Il risque ensuite de menacer l'indépendance des organismes d'HLM, qui collaborent, certes, avec les élus et l'État, mais doivent répondre en toute impartialité aux problématiques suivantes : mettre en œuvre la politique du « Logement d'abord » et du logement des personnes prioritaires ; procéder aux relogements rendus nécessaires par les programmes de rénovation urbaine ; assurer l'atteinte des objectifs de mixité sociale.
Par ailleurs, il existe déjà des outils ; ils sont certes perfectibles, mais ils gagneraient à être développés et améliorés. En effet, ils permettent aux maires de mieux orienter les attributions de logements sociaux sur leur territoire. Les collectivités peuvent ainsi mettre en place des plans partenariaux de gestion de la demande et d'information des demandeurs ; définir des priorités formalisées dans la cotation de la demande ; éclairer les commissions d'attribution sur l'équilibre des résidences ; définir un cadre commun d'orientation des attributions au travers des conventions intercommunales d'attribution.
Alors que les règles actuelles protègent les élus locaux des recours contre une décision de refus d'attribution – les plaintes sont intentées contre les organismes d'HLM, jamais contre la collectivité locale membre de la commission d'attribution –, le rôle central qu'il est prévu d'accorder aux maires dans cette proposition de loi risque au contraire de les exposer à ce type de poursuites.
Pour rendre aux maires leur « pouvoir d'agir », il nous semble qu'il faudrait surtout chercher à développer la concertation et la coopération entre l'État et les élus. Telle était d'ailleurs l'une des propositions formulées le 6 juillet dernier par le groupe de travail du Sénat sur la décentralisation, piloté par le président Larcher : permettre aux EPCI à fiscalité propre de conclure des pactes territoriaux avec l'État ou des conventions territoriales de coopération avec l'État et des bailleurs sociaux, qui seraient annexées au programme local de l'habitat.
Dernière critique, mais non des moindres, puisqu'elle concerne le calendrier et le cadre législatifs : cette proposition de loi risque fort d'être incompatible avec la généralisation de la gestion en flux des droits de réservation des logements sociaux, qui aboutira à ce que la désignation des candidats à l'attribution soit décidée soit par le réservataire soit par le bailleur. Y ajouter un troisième intervenant, en la personne du maire, paraît être une complexification contraire à l'objectif de simplification ambitionné par les auteurs de ce texte.

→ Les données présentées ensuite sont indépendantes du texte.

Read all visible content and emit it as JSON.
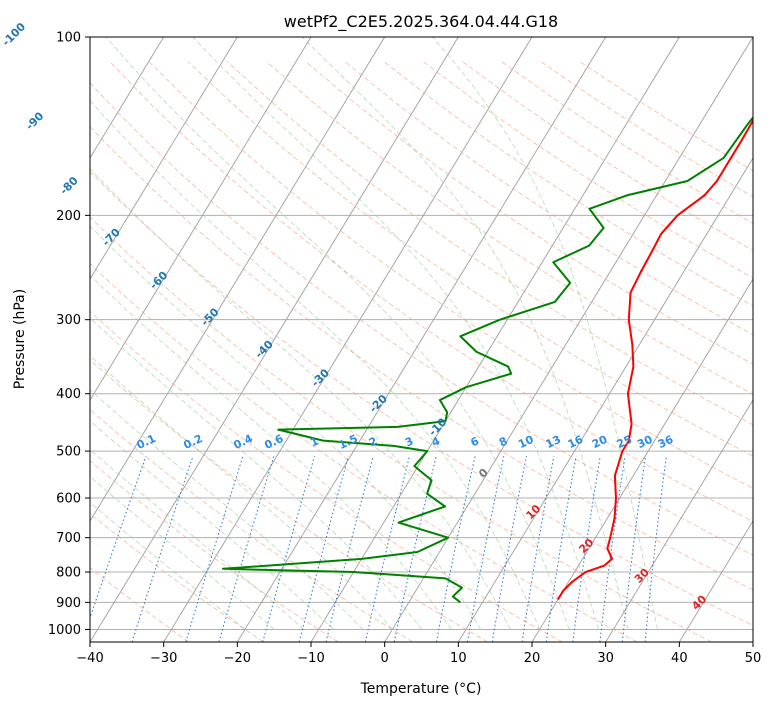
{
  "chart_data": {
    "type": "line",
    "title": "wetPf2_C2E5.2025.364.04.44.G18",
    "xlabel": "Temperature (°C)",
    "ylabel": "Pressure (hPa)",
    "xlim": [
      -40,
      50
    ],
    "ylim": [
      1050,
      100
    ],
    "y_scale": "log",
    "grid": true,
    "x_ticks": [
      -40,
      -30,
      -20,
      -10,
      0,
      10,
      20,
      30,
      40,
      50
    ],
    "x_tick_labels": [
      "−40",
      "−30",
      "−20",
      "−10",
      "0",
      "10",
      "20",
      "30",
      "40",
      "50"
    ],
    "y_ticks": [
      100,
      200,
      300,
      400,
      500,
      600,
      700,
      800,
      900,
      1000
    ],
    "y_tick_labels": [
      "100",
      "200",
      "300",
      "400",
      "500",
      "600",
      "700",
      "800",
      "900",
      "1000"
    ],
    "isotherm_skew_labels": [
      "-100",
      "-90",
      "-80",
      "-70",
      "-60",
      "-50",
      "-40",
      "-30",
      "-20",
      "-10",
      "0",
      "10",
      "20",
      "30",
      "40"
    ],
    "mixing_ratio_labels": [
      "0.1",
      "0.2",
      "0.4",
      "0.6",
      "1",
      "1.5",
      "2",
      "3",
      "4",
      "6",
      "8",
      "10",
      "13",
      "16",
      "20",
      "25",
      "30",
      "36"
    ],
    "series": [
      {
        "role": "temperature",
        "color": "#ff0000",
        "points": [
          [
            100,
            7.5
          ],
          [
            110,
            7
          ],
          [
            125,
            6.8
          ],
          [
            150,
            7
          ],
          [
            175,
            7
          ],
          [
            185,
            6.5
          ],
          [
            200,
            4.5
          ],
          [
            215,
            3.8
          ],
          [
            230,
            4
          ],
          [
            250,
            4.2
          ],
          [
            270,
            4.5
          ],
          [
            300,
            6.5
          ],
          [
            330,
            9
          ],
          [
            360,
            11
          ],
          [
            400,
            12.5
          ],
          [
            450,
            15.5
          ],
          [
            480,
            16.5
          ],
          [
            500,
            16.5
          ],
          [
            550,
            17.5
          ],
          [
            600,
            19.5
          ],
          [
            650,
            21
          ],
          [
            700,
            22
          ],
          [
            730,
            22.5
          ],
          [
            760,
            24
          ],
          [
            780,
            23.5
          ],
          [
            800,
            21.5
          ],
          [
            830,
            20.5
          ],
          [
            860,
            20
          ],
          [
            890,
            20
          ]
        ]
      },
      {
        "role": "dewpoint",
        "color": "#008000",
        "points": [
          [
            100,
            10
          ],
          [
            120,
            7.5
          ],
          [
            140,
            6.5
          ],
          [
            160,
            6
          ],
          [
            175,
            3
          ],
          [
            185,
            -4
          ],
          [
            195,
            -8
          ],
          [
            210,
            -4.5
          ],
          [
            225,
            -5
          ],
          [
            240,
            -8.5
          ],
          [
            260,
            -4.5
          ],
          [
            280,
            -5
          ],
          [
            300,
            -11
          ],
          [
            320,
            -15
          ],
          [
            340,
            -11.5
          ],
          [
            360,
            -6
          ],
          [
            370,
            -5
          ],
          [
            390,
            -10
          ],
          [
            410,
            -12.5
          ],
          [
            430,
            -10.5
          ],
          [
            445,
            -10
          ],
          [
            455,
            -16
          ],
          [
            460,
            -32
          ],
          [
            480,
            -25
          ],
          [
            490,
            -15
          ],
          [
            500,
            -10
          ],
          [
            530,
            -10.5
          ],
          [
            560,
            -7
          ],
          [
            590,
            -6.5
          ],
          [
            620,
            -3
          ],
          [
            660,
            -8
          ],
          [
            700,
            0
          ],
          [
            740,
            -3
          ],
          [
            760,
            -10
          ],
          [
            790,
            -28
          ],
          [
            800,
            -10
          ],
          [
            820,
            3
          ],
          [
            850,
            6
          ],
          [
            880,
            5.5
          ],
          [
            900,
            7
          ]
        ]
      }
    ]
  }
}
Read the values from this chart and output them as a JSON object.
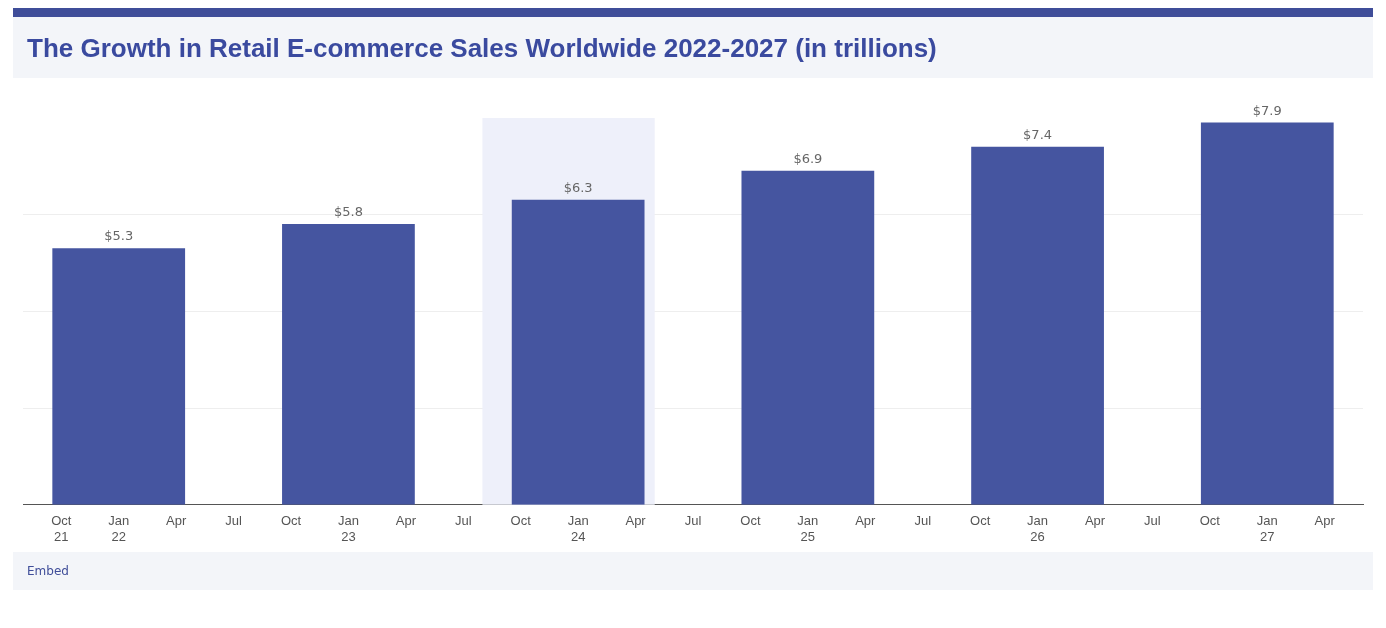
{
  "chart_data": {
    "type": "bar",
    "title": "The Growth in Retail E-commerce Sales Worldwide 2022-2027 (in trillions)",
    "x": [
      "2022-01",
      "2023-01",
      "2024-01",
      "2025-01",
      "2026-01",
      "2027-01"
    ],
    "values": [
      5.3,
      5.8,
      6.3,
      6.9,
      7.4,
      7.9
    ],
    "value_labels": [
      "$5.3",
      "$5.8",
      "$6.3",
      "$6.9",
      "$7.4",
      "$7.9"
    ],
    "color": "#4555a0",
    "xlim": [
      "2021-08",
      "2027-06"
    ],
    "xticks": [
      {
        "value": "2021-10",
        "label": "Oct 21"
      },
      {
        "value": "2022-01",
        "label": "Jan 22"
      },
      {
        "value": "2022-04",
        "label": "Apr"
      },
      {
        "value": "2022-07",
        "label": "Jul"
      },
      {
        "value": "2022-10",
        "label": "Oct"
      },
      {
        "value": "2023-01",
        "label": "Jan 23"
      },
      {
        "value": "2023-04",
        "label": "Apr"
      },
      {
        "value": "2023-07",
        "label": "Jul"
      },
      {
        "value": "2023-10",
        "label": "Oct"
      },
      {
        "value": "2024-01",
        "label": "Jan 24"
      },
      {
        "value": "2024-04",
        "label": "Apr"
      },
      {
        "value": "2024-07",
        "label": "Jul"
      },
      {
        "value": "2024-10",
        "label": "Oct"
      },
      {
        "value": "2025-01",
        "label": "Jan 25"
      },
      {
        "value": "2025-04",
        "label": "Apr"
      },
      {
        "value": "2025-07",
        "label": "Jul"
      },
      {
        "value": "2025-10",
        "label": "Oct"
      },
      {
        "value": "2026-01",
        "label": "Jan 26"
      },
      {
        "value": "2026-04",
        "label": "Apr"
      },
      {
        "value": "2026-07",
        "label": "Jul"
      },
      {
        "value": "2026-10",
        "label": "Oct"
      },
      {
        "value": "2027-01",
        "label": "Jan 27"
      },
      {
        "value": "2027-04",
        "label": "Apr"
      }
    ],
    "ylim": [
      0,
      8
    ],
    "yticks": [
      {
        "value": 0,
        "label": null
      },
      {
        "value": 2,
        "label": null
      },
      {
        "value": 4,
        "label": null
      },
      {
        "value": 6,
        "label": null
      }
    ],
    "tick_labels": "x",
    "grid": "y",
    "legend": false,
    "bands": [
      {
        "axis": "x",
        "from": "2023-08",
        "to": "2024-05",
        "color": "#eef0fa"
      }
    ],
    "annotations": [
      "Embed"
    ]
  }
}
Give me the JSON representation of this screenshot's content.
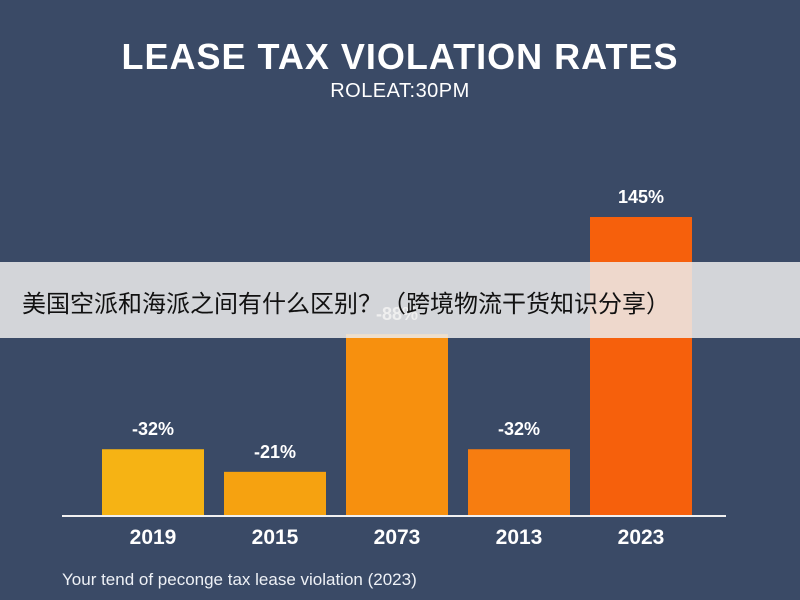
{
  "chart_data": {
    "type": "bar",
    "title": "LEASE TAX VIOLATION RATES",
    "subtitle": "ROLEAT:30PM",
    "caption": "Your tend of peconge tax lease violation (2023)",
    "categories": [
      "2019",
      "2015",
      "2073",
      "2013",
      "2023"
    ],
    "values": [
      -32,
      -21,
      -88,
      -32,
      145
    ],
    "data_labels": [
      "-32%",
      "-21%",
      "-88%",
      "-32%",
      "145%"
    ],
    "bar_colors": [
      "#f6b314",
      "#f6a210",
      "#f7900e",
      "#f77d10",
      "#f6600c"
    ],
    "grid": false,
    "legend": "none"
  },
  "overlay": {
    "text": "美国空派和海派之间有什么区别？（跨境物流干货知识分享）",
    "background": "#ececec"
  },
  "colors": {
    "background": "#3a4a66",
    "text": "#ffffff",
    "baseline": "#f0f0f0"
  }
}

Face au problème du logement, la réponse n'est pas tant à trouver dans les conditions d'attribution que dans la nécessaire hausse de la production de logements. Or, madame la ministre, c'était sur ce point que les bailleurs sociaux en particulier vous attendaient ; las, en dépit des quelques annonces positives que vous avez formulées jeudi dernier lors du congrès de l'USH, cette demande demeure lettre morte cette année, et aucune perspective de long terme n'a été engagée. La énième annulation du comité interministériel des villes, qui devait se tenir le 9 octobre, et la tenue à la dernière minute, jeudi dernier, d'un Conseil national de la refondation, qui n'a débouché sur aucune annonce du Gouvernement, ont accru l'exaspération des élus des quartiers populaires.
Même si nous partageons les constats qui fondent ce texte et reconnaissons que la question du peuplement est centrale, cette proposition de loi ne résoudra pas les véritables problèmes, à savoir le manque d'accompagnement social du plan Logement d'abord, la baisse de la construction et l'insuffisance de l'offre de logements sociaux. La belle affaire que d'obtenir un pouvoir d'attribution accru si les logements ne sont pas là !…
Ce que nous réclamons inlassablement, sur ces travées, c'est un véritable travail global engagé sur la question du logement. L'urgence, c'est également de rendre leurs ressources aux organismes d'HLM pour relancer la production de logements sociaux.
Le groupe socialiste ne votera pas cette proposition de loi.